El saldo final, sin embargo, resultó peor, para la delegación argentina. Al llegar a París, el borrador sobre el país registraba dos recomendaciones como "cumplidas", dos "mayormente cumplidas", 22 "parcialmente cumplidas" y las 20 restantes "no cumplidas", según consta en el informe que obtuvo LA NACION. Pero tras el debate, el plenario bajó la calificación en la "recomendación N° 10", que aborda la "guarda de documentación". Pasó de "mayormente cumplida" a sólo "parcialmente cumplida".

"La Argentina quedó ahora como el país con peores calificaciones entre todos los miembros del GAFI", destacó el ex coordinador nacional, Juan Félix Marteau. "Esta es otra oportunidad perdida porque durante la gestión de Néstor Kirchner se había fijado una «agenda nacional» que ahora le reclaman al país. Se tiraron por la borda dos años", lamentó.

CONSECUENCIAS
* Revisión . El Grupo de Acción Financiera Internacional (GAFI) le dio un ultimátum a la Argentina para que en 100 días demuestre su voluntad en la lucha contra el lavado de dinero.

* Proceso . El Gobierno tendrá hasta febrero para encuadrarse en las recomendaciones del organismo internacional. En caso de no cumplir, podría ser considerado un país de riesgo.

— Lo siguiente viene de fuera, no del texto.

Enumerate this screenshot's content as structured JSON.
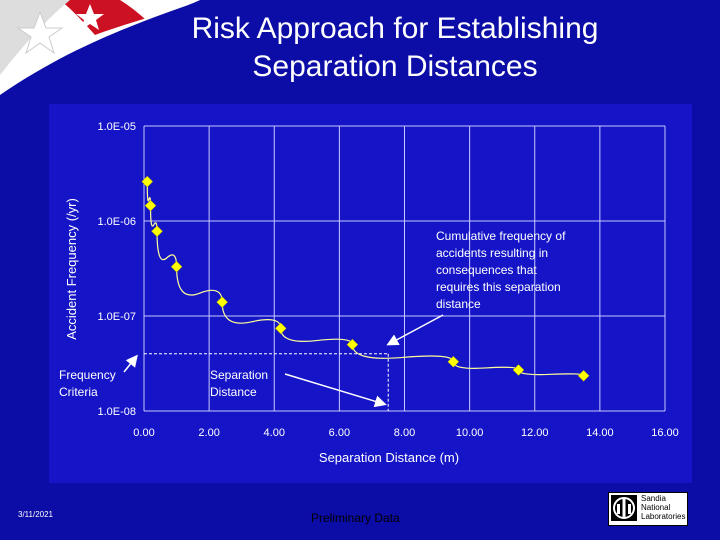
{
  "slide": {
    "title_line1": "Risk Approach for Establishing",
    "title_line2": "Separation Distances",
    "date": "3/11/2021",
    "note": "Preliminary Data",
    "logo_lines": [
      "Sandia",
      "National",
      "Laboratories"
    ]
  },
  "chart_data": {
    "type": "scatter",
    "xlabel": "Separation Distance  (m)",
    "ylabel": "Accident Frequency (/yr)",
    "x_ticks": [
      "0.00",
      "2.00",
      "4.00",
      "6.00",
      "8.00",
      "10.00",
      "12.00",
      "14.00",
      "16.00"
    ],
    "y_ticks": [
      "1.0E-05",
      "1.0E-06",
      "1.0E-07",
      "1.0E-08"
    ],
    "xlim": [
      0,
      16
    ],
    "ylim": [
      1e-08,
      1e-05
    ],
    "y_scale": "log",
    "grid": true,
    "series": [
      {
        "x": [
          0.1,
          0.2,
          0.4,
          1.0,
          2.4,
          4.2,
          6.4,
          9.5,
          11.5,
          13.5
        ],
        "y": [
          2.6e-06,
          1.45e-06,
          7.8e-07,
          3.3e-07,
          1.4e-07,
          7.4e-08,
          5e-08,
          3.3e-08,
          2.7e-08,
          2.35e-08
        ],
        "color": "#ffff00"
      }
    ],
    "threshold": {
      "frequency": 4e-08,
      "distance": 7.5
    },
    "annotations": {
      "cumulative": [
        "Cumulative frequency of",
        "accidents resulting in",
        "consequences that",
        "requires this separation",
        "distance"
      ],
      "frequency_criteria": [
        "Frequency",
        "Criteria"
      ],
      "separation_distance": [
        "Separation",
        "Distance"
      ]
    },
    "colors": {
      "panel": "#1515c7",
      "grid": "#c8c8ff",
      "curve": "#ffff99",
      "marker": "#ffff00",
      "text": "#ffffff"
    }
  }
}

* Qué es GAFI . Es un organismo intergubernamental establecido en 1989 por el G-7 (las naciones más poderosas en términos económicos). Su propósito es el desarrollo y la promoción de políticas, en los niveles nacional e internacional, para combatir el lavado de dinero y el financiamiento del terrorismo. La sede del organismo está en París, donde se conoció ayer la advertencia sobre la Argentina.

EN NUMEROS:
49: Recomendaciones deben cumplir los países del GAFI.
42: Son las que incumplió, total o parcialmente, la Argentina.